D’autre part, le principe de continuité entre les manifestations psychologiques animales et humaines a été affirmé tout au long de ces études.

Un fait s’impose donc: au congrès de Genève, psychologues et philosophes se sont accordés à la presque unanimité sur un point, la légitimité de la psychologie scientifique, élargie et en voie de progrès, (heureusement!) mais continuant l’inspiration [p. 205] de ses fondateurs. Les seules méthodes sont bien, sous des adaptations nouvelles, les méthodes d’expérimentation auxquelles nous devons partout ailleurs le succès de nos recherches scientifiques.
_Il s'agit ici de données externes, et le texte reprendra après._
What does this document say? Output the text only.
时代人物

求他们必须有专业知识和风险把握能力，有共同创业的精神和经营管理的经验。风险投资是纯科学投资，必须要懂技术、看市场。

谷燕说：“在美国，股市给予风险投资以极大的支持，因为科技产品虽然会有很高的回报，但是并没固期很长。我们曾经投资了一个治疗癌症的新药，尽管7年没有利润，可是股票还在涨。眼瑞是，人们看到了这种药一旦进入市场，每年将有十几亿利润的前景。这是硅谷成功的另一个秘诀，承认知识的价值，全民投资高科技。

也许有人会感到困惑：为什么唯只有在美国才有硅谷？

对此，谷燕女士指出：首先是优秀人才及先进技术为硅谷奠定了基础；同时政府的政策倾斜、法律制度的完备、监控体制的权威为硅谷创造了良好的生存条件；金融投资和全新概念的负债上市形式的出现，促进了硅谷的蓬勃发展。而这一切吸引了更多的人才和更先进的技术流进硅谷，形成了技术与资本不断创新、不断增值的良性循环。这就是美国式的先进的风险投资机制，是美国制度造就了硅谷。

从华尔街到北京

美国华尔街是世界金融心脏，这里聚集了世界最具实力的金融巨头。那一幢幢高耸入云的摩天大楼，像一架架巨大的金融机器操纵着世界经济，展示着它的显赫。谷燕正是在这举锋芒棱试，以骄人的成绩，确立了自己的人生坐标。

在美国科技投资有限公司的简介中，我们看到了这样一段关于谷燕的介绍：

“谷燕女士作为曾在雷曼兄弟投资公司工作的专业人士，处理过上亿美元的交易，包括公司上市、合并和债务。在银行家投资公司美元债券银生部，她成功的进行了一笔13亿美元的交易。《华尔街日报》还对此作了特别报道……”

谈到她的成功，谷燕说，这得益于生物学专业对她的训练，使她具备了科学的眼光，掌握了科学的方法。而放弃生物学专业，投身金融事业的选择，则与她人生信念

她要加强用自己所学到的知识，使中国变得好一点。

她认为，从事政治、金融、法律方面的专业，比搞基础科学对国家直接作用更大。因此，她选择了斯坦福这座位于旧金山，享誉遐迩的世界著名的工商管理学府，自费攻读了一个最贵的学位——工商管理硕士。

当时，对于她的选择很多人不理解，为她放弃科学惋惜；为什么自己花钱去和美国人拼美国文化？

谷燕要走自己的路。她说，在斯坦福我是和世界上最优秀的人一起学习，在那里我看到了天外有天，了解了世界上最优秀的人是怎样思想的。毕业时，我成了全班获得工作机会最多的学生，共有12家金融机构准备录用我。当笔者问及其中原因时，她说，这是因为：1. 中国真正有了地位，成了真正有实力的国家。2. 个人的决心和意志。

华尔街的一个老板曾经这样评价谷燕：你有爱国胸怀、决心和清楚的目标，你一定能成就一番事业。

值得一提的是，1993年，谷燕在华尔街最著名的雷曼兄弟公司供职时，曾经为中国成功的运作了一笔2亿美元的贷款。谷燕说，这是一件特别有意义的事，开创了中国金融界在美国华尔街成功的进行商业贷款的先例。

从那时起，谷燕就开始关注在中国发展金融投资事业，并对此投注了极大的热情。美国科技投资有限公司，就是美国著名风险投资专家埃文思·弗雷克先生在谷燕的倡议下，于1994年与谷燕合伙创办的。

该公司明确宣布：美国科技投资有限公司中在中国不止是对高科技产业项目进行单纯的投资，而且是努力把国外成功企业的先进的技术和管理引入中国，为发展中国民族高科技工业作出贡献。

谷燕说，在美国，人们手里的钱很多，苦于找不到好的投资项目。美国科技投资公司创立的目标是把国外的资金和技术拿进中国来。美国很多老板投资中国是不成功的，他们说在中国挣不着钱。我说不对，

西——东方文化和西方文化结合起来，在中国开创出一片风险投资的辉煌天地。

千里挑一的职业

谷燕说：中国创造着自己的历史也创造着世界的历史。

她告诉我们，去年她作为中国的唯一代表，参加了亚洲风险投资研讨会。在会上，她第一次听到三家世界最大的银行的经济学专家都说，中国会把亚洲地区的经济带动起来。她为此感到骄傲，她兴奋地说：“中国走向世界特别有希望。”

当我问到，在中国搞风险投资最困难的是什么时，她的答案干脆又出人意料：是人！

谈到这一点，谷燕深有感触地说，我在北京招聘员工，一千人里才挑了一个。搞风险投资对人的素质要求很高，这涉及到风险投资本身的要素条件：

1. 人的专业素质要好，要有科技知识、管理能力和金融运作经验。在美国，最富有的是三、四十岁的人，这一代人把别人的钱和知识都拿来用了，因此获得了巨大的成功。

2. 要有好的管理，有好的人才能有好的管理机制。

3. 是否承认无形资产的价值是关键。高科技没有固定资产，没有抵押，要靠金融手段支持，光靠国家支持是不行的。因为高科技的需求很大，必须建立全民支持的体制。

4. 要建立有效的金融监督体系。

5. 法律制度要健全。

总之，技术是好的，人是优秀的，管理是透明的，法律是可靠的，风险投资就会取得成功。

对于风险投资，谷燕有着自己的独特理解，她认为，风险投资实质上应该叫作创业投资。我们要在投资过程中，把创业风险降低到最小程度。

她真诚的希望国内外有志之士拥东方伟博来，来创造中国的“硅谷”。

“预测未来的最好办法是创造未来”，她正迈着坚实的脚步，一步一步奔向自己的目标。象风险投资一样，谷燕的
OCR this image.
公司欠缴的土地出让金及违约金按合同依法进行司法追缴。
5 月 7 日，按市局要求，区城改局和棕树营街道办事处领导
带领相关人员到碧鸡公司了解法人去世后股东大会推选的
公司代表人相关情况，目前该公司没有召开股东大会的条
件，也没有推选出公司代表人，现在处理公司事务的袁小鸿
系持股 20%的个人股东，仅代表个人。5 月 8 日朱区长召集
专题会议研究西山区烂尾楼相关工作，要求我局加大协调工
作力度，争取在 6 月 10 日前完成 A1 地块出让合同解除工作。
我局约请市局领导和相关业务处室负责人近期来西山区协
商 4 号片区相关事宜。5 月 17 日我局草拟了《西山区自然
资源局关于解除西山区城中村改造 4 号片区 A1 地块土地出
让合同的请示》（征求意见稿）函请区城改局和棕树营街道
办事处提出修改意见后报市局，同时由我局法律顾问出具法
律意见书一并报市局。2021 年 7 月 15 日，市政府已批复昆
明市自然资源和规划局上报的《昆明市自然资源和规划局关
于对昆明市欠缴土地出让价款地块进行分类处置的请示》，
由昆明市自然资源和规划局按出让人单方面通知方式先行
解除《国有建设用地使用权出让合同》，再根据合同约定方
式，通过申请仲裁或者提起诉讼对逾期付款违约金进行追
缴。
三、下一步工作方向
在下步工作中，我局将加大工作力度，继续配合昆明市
On est même allé plus loin, je crois, qu’une attitude positive le permettrait, en affirmant avec Höffding qu’il n’y avait pas de casualité psychique, avec Höffding et Claparède, sans aucune protestation de l’assemblée, qu’on devait se placer au point de vue du parallélisme psycho-physiologique. Il y a là, me semble-t-il, un souvenir de l’associationisme et de l’état de la psychologie il y a une vingtaine d’années. Le parallélisme ne me paraît qu’une hypothèse de travail qui, légitime encore, doit laisser debout à côté d’elle d’autres hypothèses et notamment l’hypothèse de l’interférence. Pour moi du moins, la critique du parallélisme faite par la philosophie nouvelle n’est pas sans valeur. Elle pourra servir la psychologie positive, en la rendant moins étroite et plus vivante. De même, pourquoi la conscience ne serait-elle pas fonction d’adaptation ? Nier la causalité psychique revient à en faire un épiphénomène, ou une activité transcendante au monde matériel. C’est peut-être exact, mais rien ne nous autorise à l’affirmer dans l’état actuel de nos connaissances, ou plutôt de nos ignorances. Au fond toutes ces affirmations vont plus loin que les faits. Toutes ces suppositions ne sont peut-être pas indispensables, même comme hypothèses de travail. Ne vaudrait-il pas mieux considérer simplement les manifestations psychologiques dans leurs rapports entre elles et avec l’organisme et le milieu, en attendant que l’expérience vienne éclairer la nature de ses rapports (concomitants ou interférents) et envisager la conscience comme une fonction de certains vivants, en en cherchant simplement les conditions d’exercice, c’est à dire les relations dont elle dépend, et qui, peut-être, la constituent ? (3)

Dijon, Université.
Abel Rey

Notes

(1) Études d’histoire et de psychologie du mysticisme — Paris, Alcan, 1908.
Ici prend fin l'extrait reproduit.